Assistant Professor in Radiology

I am the Assistant Director of the Duke University NMR Center and an Assistant Professor in the Duke Radiology Department. I was originally trained as a structural biochemist with an emphasis on utilizing NMR and continue to use this technique daily helping collaborators characterize protein structures and small molecules through a diverse set of NMR experiments. Through the structural characterization of various proteins, from both planta and eukaryotes, I have developed a robust protocol of utilizing computational biology for describing binding events, mutations, post-translations modifications (PTMs), and/or general behavior within in silico solution scenarios. I have utilized these techniques in collaborations ranging from plant pathologists at the Swammerdam Institute for Life Sciences department at the University of Amsterdam to biomedical engineers at North Carolina State University to professors in the Pediatrics department at Duke University.

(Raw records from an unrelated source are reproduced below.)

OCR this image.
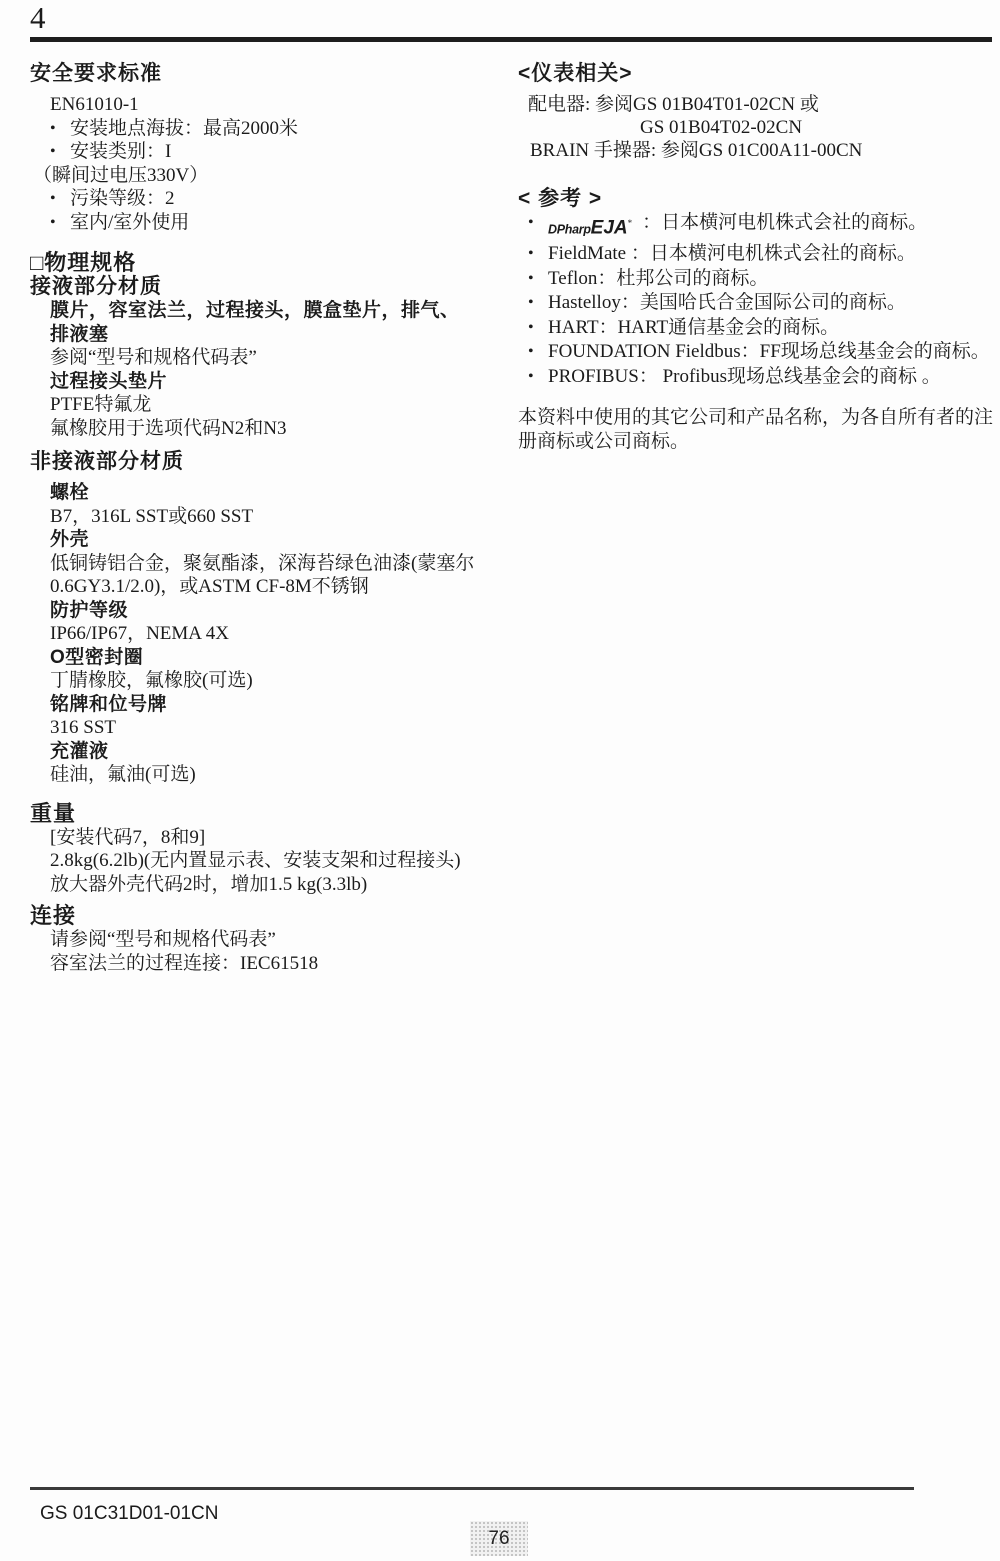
4
安全要求标准
EN61010-1
• 安装地点海拔：最高2000米
• 安装类别：I
（瞬间过电压330V）
• 污染等级：2
• 室内/室外使用
□物理规格
接液部分材质
膜片，容室法兰，过程接头，膜盒垫片，排气、
排液塞
参阅“型号和规格代码表”
过程接头垫片
PTFE特氟龙
氟橡胶用于选项代码N2和N3
非接液部分材质
螺栓
B7，316L SST或660 SST
外壳
低铜铸铝合金，聚氨酯漆，深海苔绿色油漆(蒙塞尔
0.6GY3.1/2.0)，或ASTM CF-8M不锈钢
防护等级
IP66/IP67，NEMA 4X
O型密封圈
丁腈橡胶，氟橡胶(可选)
铭牌和位号牌
316 SST
充灌液
硅油，氟油(可选)
重量
[安装代码7，8和9]
2.8kg(6.2lb)(无内置显示表、安装支架和过程接头)
放大器外壳代码2时，增加1.5 kg(3.3lb)
连接
请参阅“型号和规格代码表”
容室法兰的过程连接：IEC61518
<仪表相关>
配电器: 参阅GS 01B04T01-02CN 或
GS 01B04T02-02CN
BRAIN 手操器: 参阅GS 01C00A11-00CN
< 参考 >
•	DPharpEJA* ：日本横河电机株式会社的商标。
• FieldMate ：日本横河电机株式会社的商标。
• Teflon：杜邦公司的商标。
• Hastelloy：美国哈氏合金国际公司的商标。
• HART：HART通信基金会的商标。
• FOUNDATION Fieldbus：FF现场总线基金会的商标。
• PROFIBUS： Profibus现场总线基金会的商标 。
本资料中使用的其它公司和产品名称，为各自所有者的注册商标或公司商标。
GS 01C31D01-01CN
76
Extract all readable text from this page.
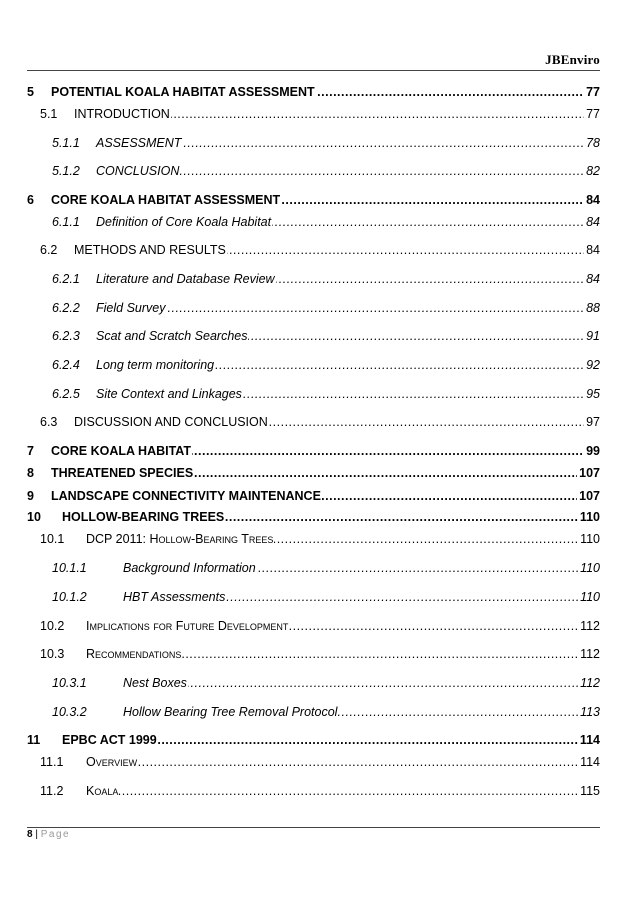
JBEnviro
5 ..... POTENTIAL KOALA HABITAT ASSESSMENT	77
5.1 ..... INTRODUCTION	77
5.1.1 ..... ASSESSMENT	78
5.1.2 ..... CONCLUSION	82
6 ..... CORE KOALA HABITAT ASSESSMENT	84
6.1.1 ..... Definition of Core Koala Habitat	84
6.2 ..... METHODS AND RESULTS	84
6.2.1 ..... Literature and Database Review	84
6.2.2 ..... Field Survey	88
6.2.3 ..... Scat and Scratch Searches	91
6.2.4 ..... Long term monitoring	92
6.2.5 ..... Site Context and Linkages	95
6.3 ..... DISCUSSION AND CONCLUSION	97
7 ..... CORE KOALA HABITAT	99
8 ..... THREATENED SPECIES	107
9 ..... LANDSCAPE CONNECTIVITY MAINTENANCE	107
10 ..... HOLLOW-BEARING TREES	110
10.1 ..... DCP 2011: Hollow-Bearing Trees	110
10.1.1 .....	Background Information	110
10.1.2 .....	HBT Assessments	110
10.2 ..... Implications for Future Development	112
10.3 ..... Recommendations	112
10.3.1 .....	Nest Boxes	112
10.3.2 .....	Hollow Bearing Tree Removal Protocol	113
11 ..... EPBC ACT 1999	114
11.1 ..... Overview	114
11.2 ..... Koala	115
8 | Page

These studies have centered around the structural and functional consequences of PTMs (such as phosphorylation), mutation events, truncation of multi-domain proteins, dimer pulling experiments, to screening of large databases of ligands for potential binding events. Through this combination of NMR and computational biology I have amassed 50 peer-reviewed published articles and countless roles on scientific projects, as well as the development of several tutorials concerning the creation of ligand databases and high-throughput screening of large databases utilizing several different molecular dynamic and computational docking programs.